Monday, June 30, 2014

The Rain Was Falling.



Standing at the kitchen door,
trying to pick out
individual droplets landing
like tiny footfalls on the concrete. 

How slight  our step in this world;
among all those falling droplets,
I completely missed your footsteps
leaving.

 

Thursday, June 26, 2014

Civilisation

 

 

At half six I turn on the news to see how the war is going.
 
Tracers are arcing down into the city;

the reporter keeps looking over his shoulder.

 

Shoes off, I stretch out,
 
rest my feet on the coffee table.
 
 
 

Sunday, June 22, 2014

Evening


 

Evening light dozed on
his unwashed dishes;
years' old dust collected behind
hanging china plates;
the Sacred Heart looked on,
as ever,
smoked and sagging.
 

His face, at the table,
jerked unaccountably;
sometimes he choked on his tongue.
The mist of his young face
had cleared completely;
his smile was in a biscuit box
with his wedding photographs, letters
and the pieces of a broken pocket watch.

Monday, June 16, 2014

The effectiveness of simple

Picking up on the word 'simple' in the first line, the poem remains simple, and is  supremely effective for that. 
 
Suicide in the Trenches
by Siegfried Sassoon

 
I knew a simple soldier boy
 Who grinned at life in empty joy,
 Slept soundly through the lonesome dark,
 And whistled early with the lark. 
 

In winter trenches, cowed and glum,
 With crumps and lice and lack of rum,
 He put a bullet through his brain.
 No one spoke of him again.
 

You smug-faced crowds with kindling eye
 Who cheer when soldier lads march by,
 Sneak home and pray you'll never know
 The hell where youth and laughter go.

Friday, June 13, 2014

Spring


i
Bleached, bone-dry,
wind-scalded wood;
 
my spindled torso
weathered clean,
 
my curlicued roots
 
clamped in the earth.
ii
 
But Spring’s moist eyes
 
defied my fingers,
 
imagining freedom,
 
conspired with soil;
 
I grew round, bright
and brazen.
 
 
 

 

 

Monday, June 9, 2014

A carrier bag


A carrier bag, caught in a sycamore tree, heaved and pulled, strained itself skinny, thrashed to escape.
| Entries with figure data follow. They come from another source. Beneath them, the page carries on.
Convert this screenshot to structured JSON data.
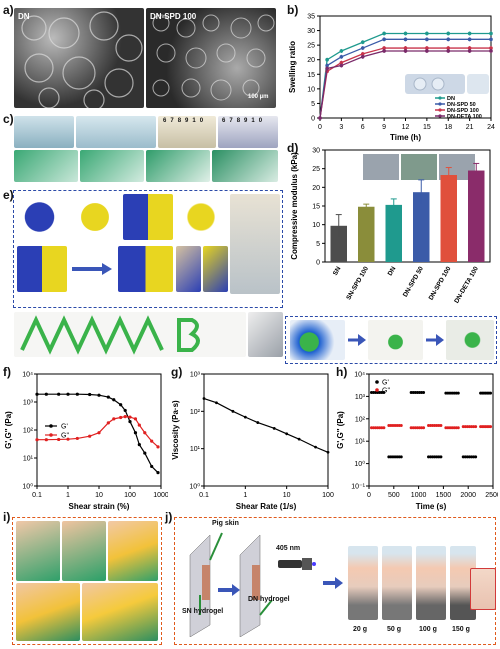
{
  "panels": {
    "a": {
      "letter": "a)",
      "labels": [
        "DN",
        "DN-SPD 100"
      ],
      "scalebar": "100 µm"
    },
    "b": {
      "letter": "b)"
    },
    "c": {
      "letter": "c)",
      "ruler_ticks": [
        "6",
        "7",
        "8",
        "9",
        "10",
        "6",
        "7",
        "8",
        "9",
        "10"
      ]
    },
    "d": {
      "letter": "d)"
    },
    "e": {
      "letter": "e)"
    },
    "f": {
      "letter": "f)"
    },
    "g": {
      "letter": "g)"
    },
    "h": {
      "letter": "h)"
    },
    "i": {
      "letter": "i)"
    },
    "j": {
      "letter": "j)",
      "pig_skin": "Pig skin",
      "sn_hydrogel": "SN hydrogel",
      "dn_hydrogel": "DN hydrogel",
      "wavelength": "405 nm",
      "weights": [
        "20 g",
        "50 g",
        "100 g",
        "150 g"
      ]
    }
  },
  "chart_data": [
    {
      "id": "b",
      "type": "line",
      "xlabel": "Time (h)",
      "ylabel": "Swelling ratio",
      "xlim": [
        0,
        24
      ],
      "ylim": [
        0,
        35
      ],
      "xticks": [
        0,
        3,
        6,
        9,
        12,
        15,
        18,
        21,
        24
      ],
      "yticks": [
        0,
        5,
        10,
        15,
        20,
        25,
        30,
        35
      ],
      "x": [
        0,
        1,
        3,
        6,
        9,
        12,
        15,
        18,
        21,
        24
      ],
      "series": [
        {
          "name": "DN",
          "color": "#1f9a8e",
          "values": [
            0,
            20,
            23,
            26,
            29,
            29,
            29,
            29,
            29,
            29
          ]
        },
        {
          "name": "DN-SPD 50",
          "color": "#3b5ba8",
          "values": [
            0,
            18,
            21,
            24,
            27,
            27,
            27,
            27,
            27,
            27
          ]
        },
        {
          "name": "DN-SPD 100",
          "color": "#c8334a",
          "values": [
            0,
            16,
            19,
            22,
            24,
            24,
            24,
            24,
            24,
            24
          ]
        },
        {
          "name": "DN-DETA 100",
          "color": "#7a2a6a",
          "values": [
            0,
            17,
            18,
            21,
            23,
            23,
            23,
            23,
            23,
            23
          ]
        }
      ],
      "legend": "bottom-right"
    },
    {
      "id": "d",
      "type": "bar",
      "ylabel": "Compressive modulus (kPa)",
      "ylim": [
        0,
        30
      ],
      "yticks": [
        0,
        5,
        10,
        15,
        20,
        25,
        30
      ],
      "categories": [
        "SN",
        "SN-SPD 100",
        "DN",
        "DN-SPD 50",
        "DN-SPD 100",
        "DN-DETA 100"
      ],
      "values": [
        9.7,
        14.8,
        15.3,
        18.7,
        23.3,
        24.5
      ],
      "errors": [
        3.0,
        0.7,
        1.6,
        3.3,
        2.0,
        1.9
      ],
      "colors": [
        "#4d4d4d",
        "#8a8d3a",
        "#1f9a8e",
        "#3b5ba8",
        "#e0503c",
        "#8a2c6a"
      ]
    },
    {
      "id": "f",
      "type": "line",
      "xlabel": "Shear strain (%)",
      "ylabel": "G',G'' (Pa)",
      "xscale": "log",
      "yscale": "log",
      "xlim": [
        0.1,
        1000
      ],
      "ylim": [
        1,
        10000
      ],
      "xticks": [
        "0.1",
        "1",
        "10",
        "100",
        "1000"
      ],
      "yticks": [
        "10⁰",
        "10¹",
        "10²",
        "10³",
        "10⁴"
      ],
      "x": [
        0.1,
        0.2,
        0.5,
        1,
        2,
        5,
        10,
        20,
        30,
        50,
        70,
        100,
        150,
        200,
        300,
        500,
        800
      ],
      "series": [
        {
          "name": "G'",
          "color": "#000000",
          "values": [
            1900,
            1900,
            1900,
            1900,
            1900,
            1850,
            1750,
            1500,
            1200,
            800,
            500,
            200,
            80,
            30,
            15,
            5,
            3
          ]
        },
        {
          "name": "G''",
          "color": "#e02020",
          "values": [
            45,
            45,
            46,
            47,
            50,
            60,
            80,
            180,
            250,
            280,
            300,
            290,
            250,
            150,
            80,
            40,
            25
          ]
        }
      ],
      "legend": "center-left"
    },
    {
      "id": "g",
      "type": "line",
      "xlabel": "Shear Rate (1/s)",
      "ylabel": "Viscosity (Pa·s)",
      "xscale": "log",
      "yscale": "log",
      "xlim": [
        0.1,
        100
      ],
      "ylim": [
        1,
        1000
      ],
      "xticks": [
        "0.1",
        "1",
        "10",
        "100"
      ],
      "yticks": [
        "10⁰",
        "10¹",
        "10²",
        "10³"
      ],
      "x": [
        0.1,
        0.2,
        0.5,
        1,
        2,
        5,
        10,
        20,
        50,
        100
      ],
      "series": [
        {
          "name": "",
          "color": "#000000",
          "values": [
            220,
            170,
            100,
            70,
            50,
            35,
            25,
            18,
            11,
            8
          ]
        }
      ]
    },
    {
      "id": "h",
      "type": "scatter",
      "xlabel": "Time (s)",
      "ylabel": "G',G'' (Pa)",
      "yscale": "log",
      "xlim": [
        0,
        2500
      ],
      "ylim": [
        0.1,
        10000
      ],
      "xticks": [
        "0",
        "500",
        "1000",
        "1500",
        "2000",
        "2500"
      ],
      "yticks": [
        "10⁻¹",
        "10⁰",
        "10¹",
        "10²",
        "10³",
        "10⁴"
      ],
      "segments": [
        {
          "x": [
            50,
            300
          ],
          "g1": 1500,
          "g2": 40
        },
        {
          "x": [
            400,
            650
          ],
          "g1": 2,
          "g2": 50
        },
        {
          "x": [
            850,
            1100
          ],
          "g1": 1500,
          "g2": 40
        },
        {
          "x": [
            1200,
            1450
          ],
          "g1": 2,
          "g2": 50
        },
        {
          "x": [
            1550,
            1800
          ],
          "g1": 1400,
          "g2": 40
        },
        {
          "x": [
            1900,
            2150
          ],
          "g1": 2,
          "g2": 45
        },
        {
          "x": [
            2250,
            2450
          ],
          "g1": 1400,
          "g2": 45
        }
      ],
      "series": [
        {
          "name": "G'",
          "color": "#000000"
        },
        {
          "name": "G''",
          "color": "#e02020"
        }
      ],
      "legend": "top-left"
    }
  ]
}
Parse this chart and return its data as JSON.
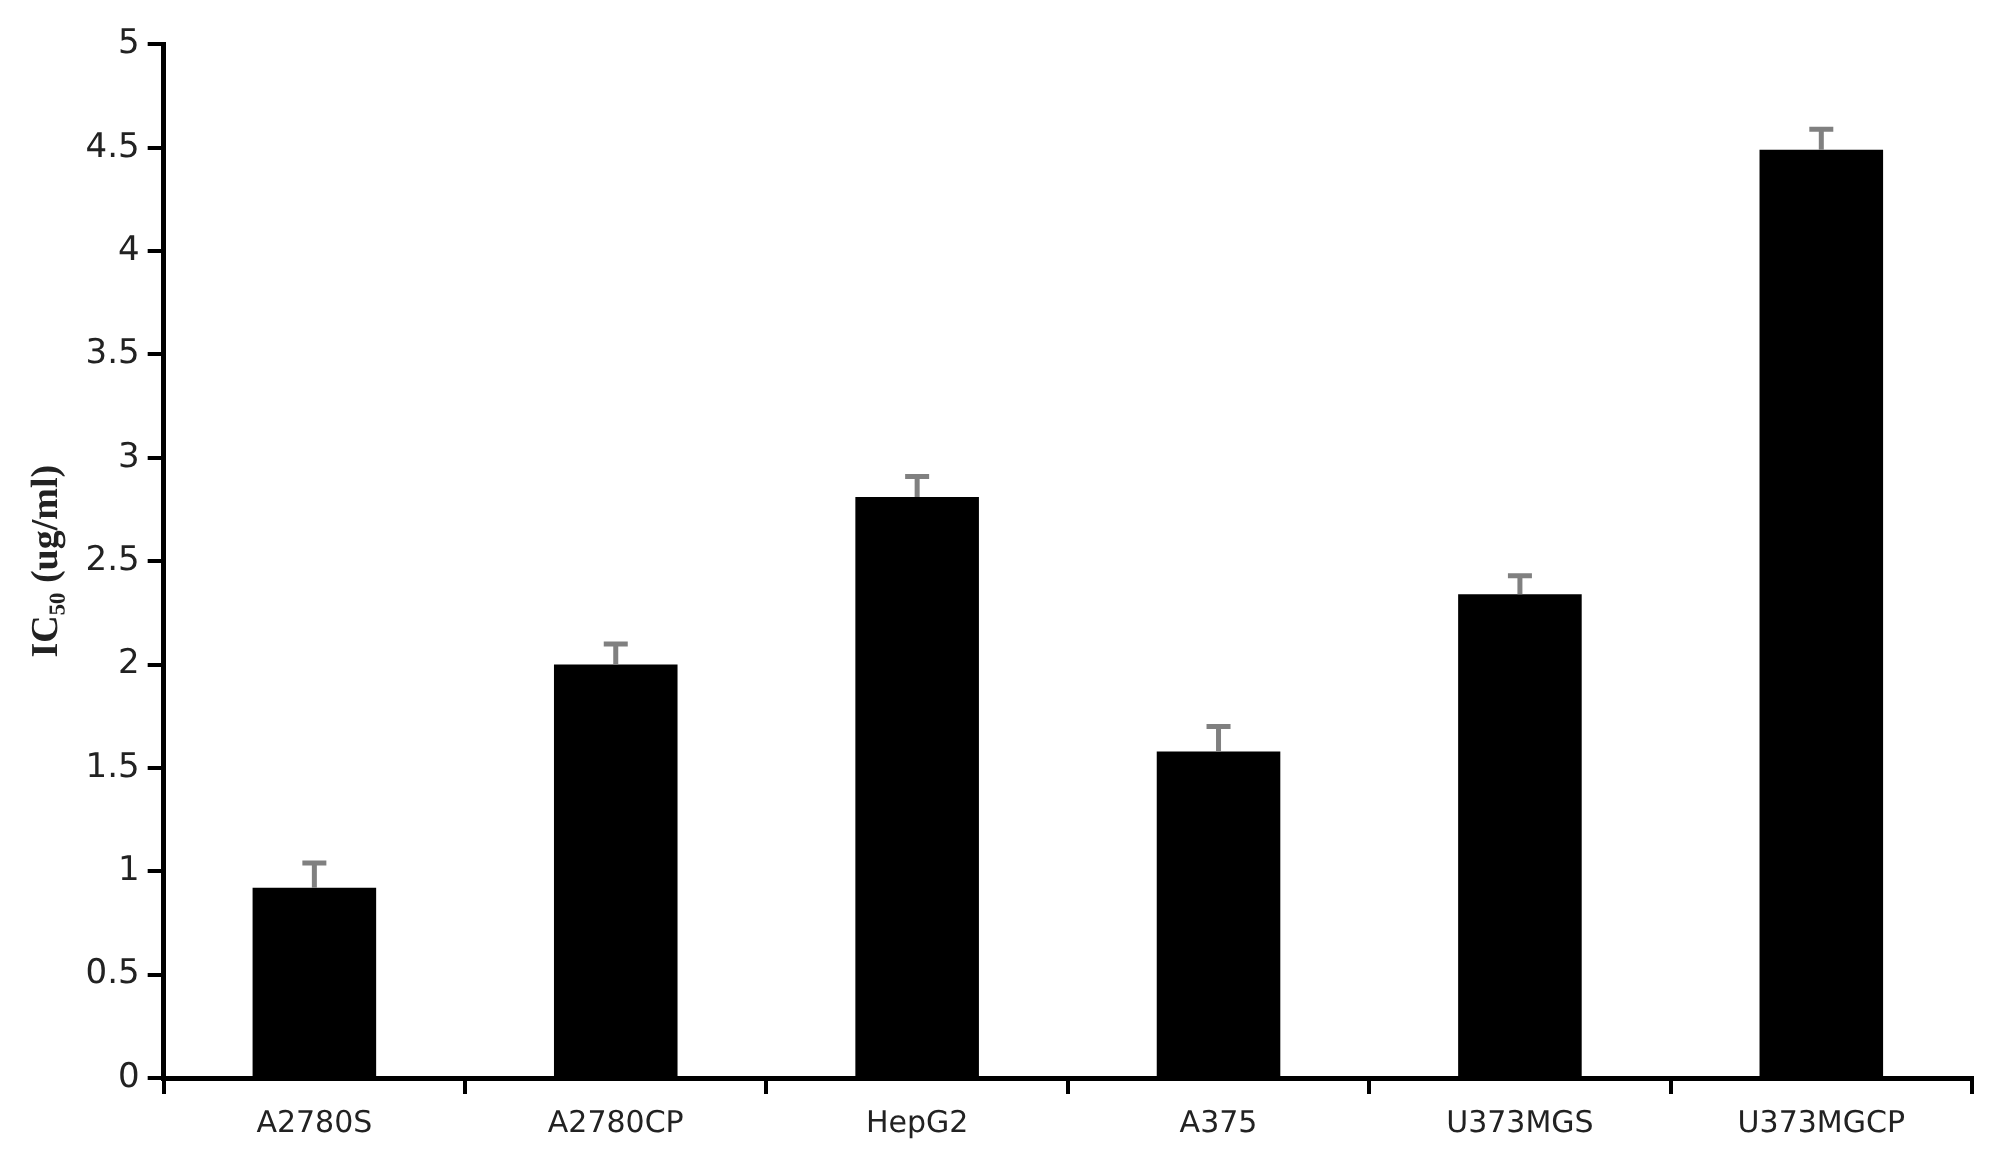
{
  "chart_data": {
    "type": "bar",
    "ylabel": "IC₅₀ (ug/ml)",
    "categories": [
      "A2780S",
      "A2780CP",
      "HepG2",
      "A375",
      "U373MGS",
      "U373MGCP"
    ],
    "values": [
      0.92,
      2.0,
      2.81,
      1.58,
      2.34,
      4.49
    ],
    "errors": [
      [
        0.92,
        1.04
      ],
      [
        2.0,
        2.1
      ],
      [
        2.81,
        2.91
      ],
      [
        1.58,
        1.7
      ],
      [
        2.34,
        2.43
      ],
      [
        4.49,
        4.59
      ]
    ],
    "color": "#000000",
    "ylim": [
      0,
      5
    ],
    "yticks": [
      0,
      0.5,
      1,
      1.5,
      2,
      2.5,
      3,
      3.5,
      4,
      4.5,
      5
    ],
    "grid": false,
    "legend": false
  }
}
Its mouth, a terrorized rip, was lightening in the branches.

A carrier bag gulped itself grotesque in the squall on the Lower Kimmage Road. In convulsion,  its face inflated to featurelessness.
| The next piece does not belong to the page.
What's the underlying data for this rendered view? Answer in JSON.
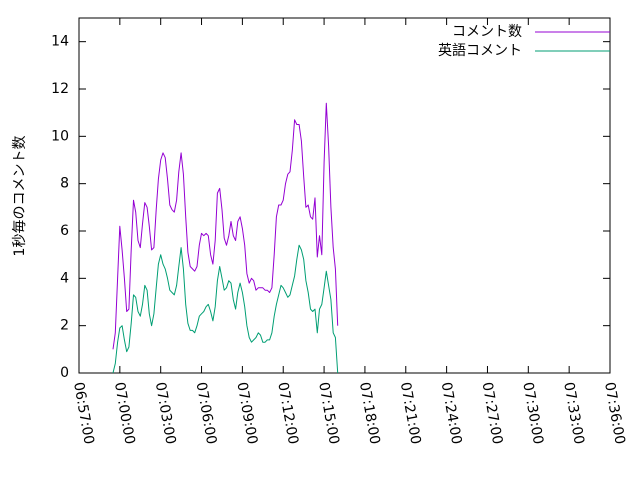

A carrier bag flew by. I saw nothing but hands wringing.

  

          The baby in the tree

 
The baby in the tree
is screaming.
 

High above the pathway
near the black tips
of the sycamore branches
he is gaping,
white membraned luminous.
 

How did he get there?
 

He blew there in the wind;
it took him
like a flag from his cot
till he was stretched
across the boughs
like the wings of a bat.
 

And who sees him?
 

I do;
all his hopeless writhing,
too high for the passerby.
And his screams:
too high,
too high for the passerby.

 

 

 

 

Thursday, June 5, 2014

How to say I love you


A red, red rose
by Robbie Burns

O my Luve's like a red, red rose
 That’s newly sprung in June;
 O my Luve's like the melodie
 That’s sweetly play'd in tune.

 As fair art thou, my bonnie lass,
 So deep in luve am I:
 And I will luve thee still, my dear,
 Till a’ the seas gang dry: 

 Till a’ the seas gang dry, my dear,
 And the rocks melt wi’ the sun:
 I will luve thee still, my dear,
 While the sands o’ life shall run. 

 And fare thee well, my only Luve
 And fare thee well, a while!
 And I will come again, my Luve,
 Tho’ it were ten thousand mile. 

             It would be near impossible to express love more beautifully or more movingly than Burns’ second and third stanzas. Read them out loud and slowly. Better still sing them. This version with Eddi Reader and Alan Kelly is just gorgeous. What a stunning voice she has, and his playing is exquisite.
             I went to see them and the rest of the band some months back. They put on a fantastic show, one of the most enjoyable gigs I’ve ever been to. So, what I'm saying is, if you get the chance........................Of course, I should point out that Alan Kelly is a Roscommon man.